At the St. Albans reform festival, 28 June 1832, Vincent declared his intention of standing for the borough at the forthcoming general election:
He had been sent to Parliament a pledged man, but had not been obliged to profess doctrines and opinions which he had formerly condemned. His political principles were the same as they had ever been - they were the principles of a Chatham, a Fox, a Grey, a Brougham.
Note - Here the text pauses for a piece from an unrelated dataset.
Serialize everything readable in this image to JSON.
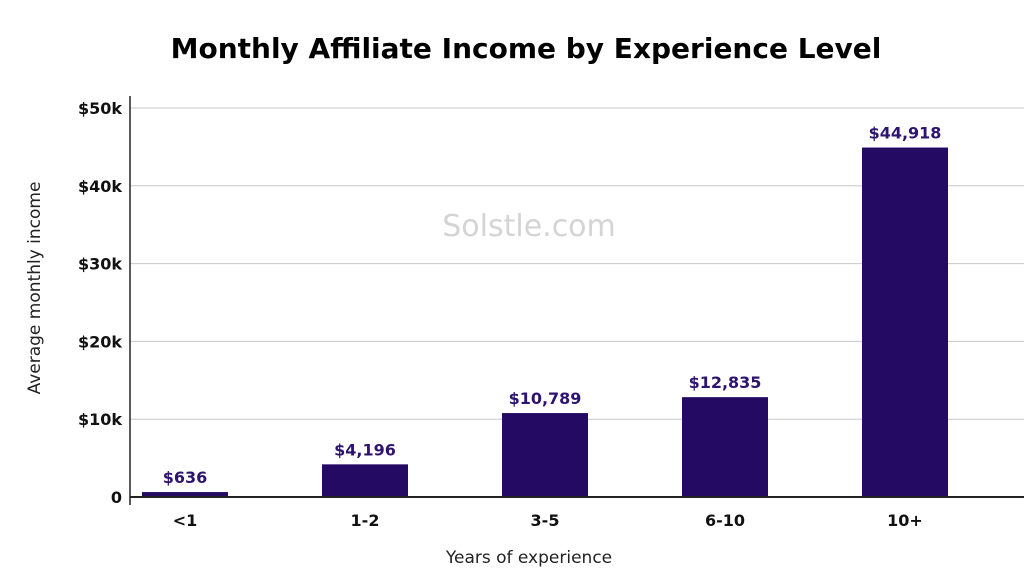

County Press, 3 July 1832.
He topped the poll, but stood down in 1834. He subsequently became the author of triple-decker, silver fork novels, producing Arundel, a Tale of the French Revolution in 1840, and four others, equally execrable, in a late burst of creativity between 1867 and 1872. He seems to have spent much time in the fashionable watering-holes of Europe: Greville encountered him at Baden-Baden in 1843, and the opening scene of his last novel, The Fitful Fever of a Life, was set in one of the gambling halls there. Indeed, according to Captain Gronow, Vincent was one of the many victims of the ‘French hell’ of the Salon des Etrangers in Paris: he ‘contrived to get rid of his magnificent property and then disappeared from society’.